A star at every 1-54 Art Fair, Ghana and London based Gallery 1957 is not disappointing us this year, with an incredible group presentation led by young Ghanaian artist Afia Prempeh, who is completing a residency at the gallery’s Accra based studio. Her vivid, eye-catching depiction of Kwaku and Osei Tutu Prempeh will be hard to miss. Swing by Gallery 1957’s booth for this and further amazing works by architect turned artist Arthur Timothy’s love letter to his family, as well as old favourites like Godfried Donkor, Serge Attukwei Clottey and Lord Ohene, amongst others. The Gallery had dedicated its programme to spearheading international exchanges between contemporary West African art practices and the rest of the world, and remains our first stop at 1-54.

 

Retro Africa

We have been a fan of young Nigerian curator and gallertist Dolly Kola-Balogun‘s for a long time and her Retro Africa booth at this year’s 1-54, is yet another cacophony of bright colours and joy.
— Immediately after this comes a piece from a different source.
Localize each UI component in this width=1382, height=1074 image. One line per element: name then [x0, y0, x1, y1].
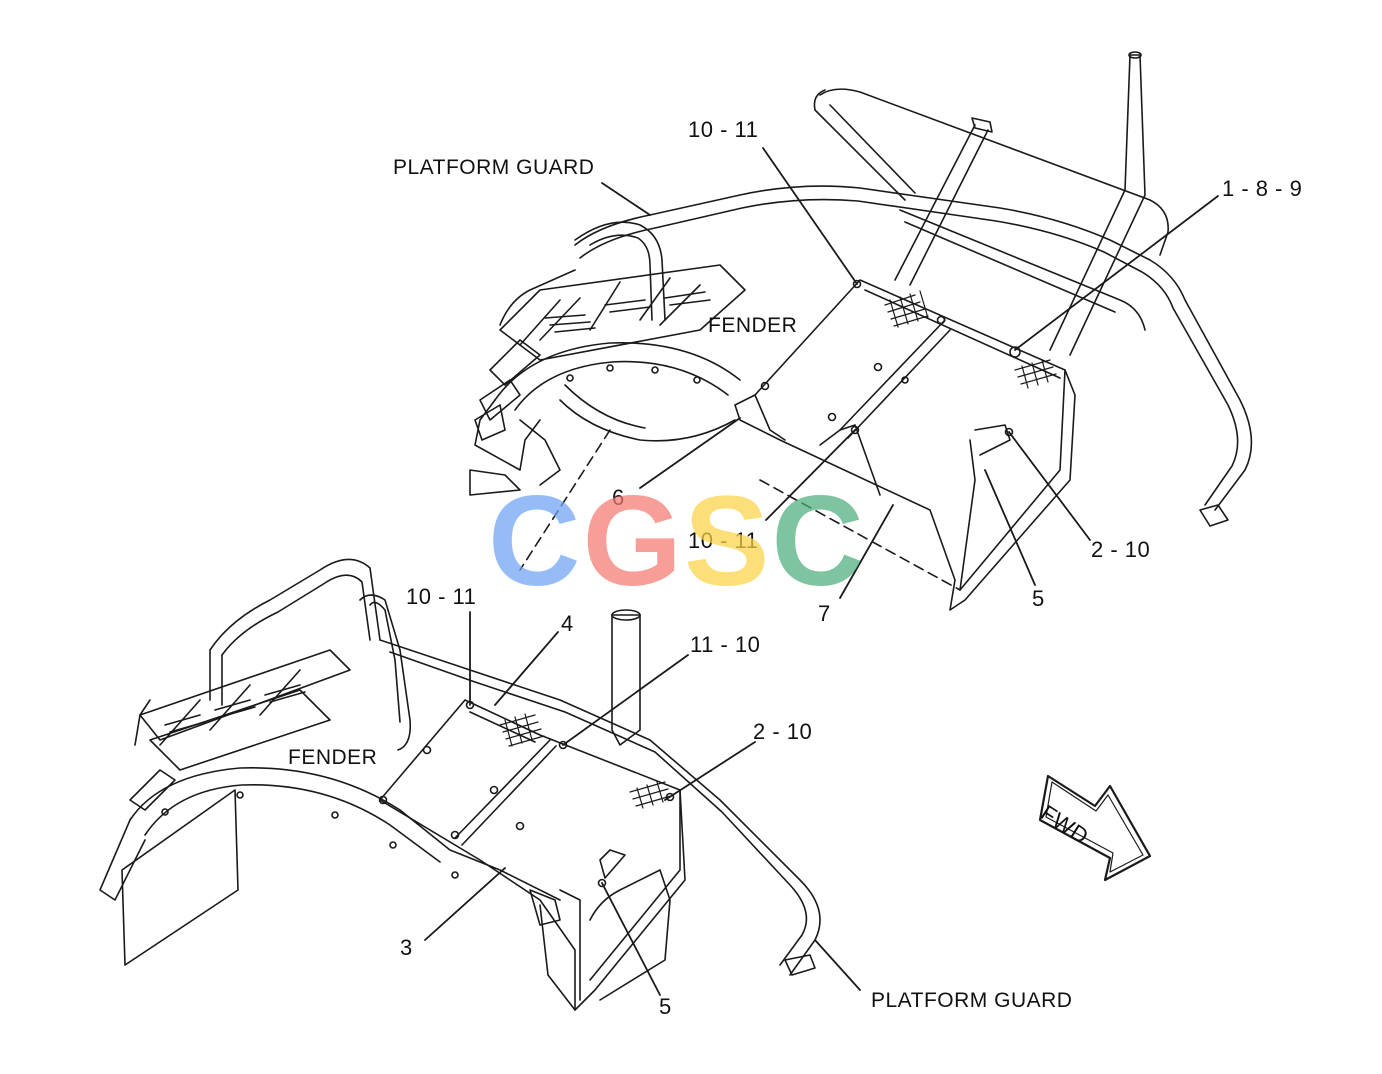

Representing William Checet, this Kano-born Nigerian pop artist and graphic designer is influenced by culture, afro-beats and his North Nigerian heritage. These bright, stand-out pieces in the collection ‘We Are The North’ are bound to be a sell-out at the show, as a perfect balance between modernity and history.

 

Lakwena Maciver

Although not necessarily a booth, we had to throw light on this incredible artist as Lakwena has been selected by the 2021 edition of the 1-54 Sculpture Commission. In collaboration with the Vigo Gallery, keep your eyes peeled for 20 large, bold, bright and beautiful pieces, in Maciver’s signature style. Following a public installation in Covent Garden, Maciver’s Nothing Can Separate Us flags will also be found all along the Somerset Hall west corridor.

 

Kristin Hjellegjerde Gallery

As a forever champion of African and specifically Ghanaian art, Rufai Zakari at the Kristin Hjellegjerde Gallery could not be missed from our roundup. Zakari tackles consumerism, pollution, labour and trade in Ghanaian society in his pieces. The gallery is also presenting the ever popular Gerald Chukwuma, as well as Tewodros Hagos, Dawit Abebe and Lincoln Mwangi.

 

Jack Bell Gallery

Artists from Jack Bell gallery have been presented all over the world, from the Venice Biennale to the Guggenheim Museum Bilbao to the Saatchi Gallery, to name a few. Acquisitions have also been numerous, from V&A London, to Stedelijk Amsterdam and many many more. This year, we are particularly excited about Jack Bell’s artist Ajarb Bernard Ategwa, who we have previously interviewed. Ajarb is a Cameroonian artist who in his recent work, has focused on a local perspective of self representation, and has introduced water colours as a contrast to his normal hard-line execution.

 

AFIKARIS

Located next to Centre Pompidou in Paris, AFIKARIS gallery is all about exposing unknown African talent at exhibitions, art fairs and collaborations with cultural institutions. This Parisian gallery focuses on amplifying the voice of its artists, and is representing Salifou Lindou, Omar Mahfoudi, Nana Yaw Oduro and Moustapha Baida Oumarou this year. Keep your eyes peeled for Mahfoudi’s ‘Golden Oasis #9’, it took our breath away.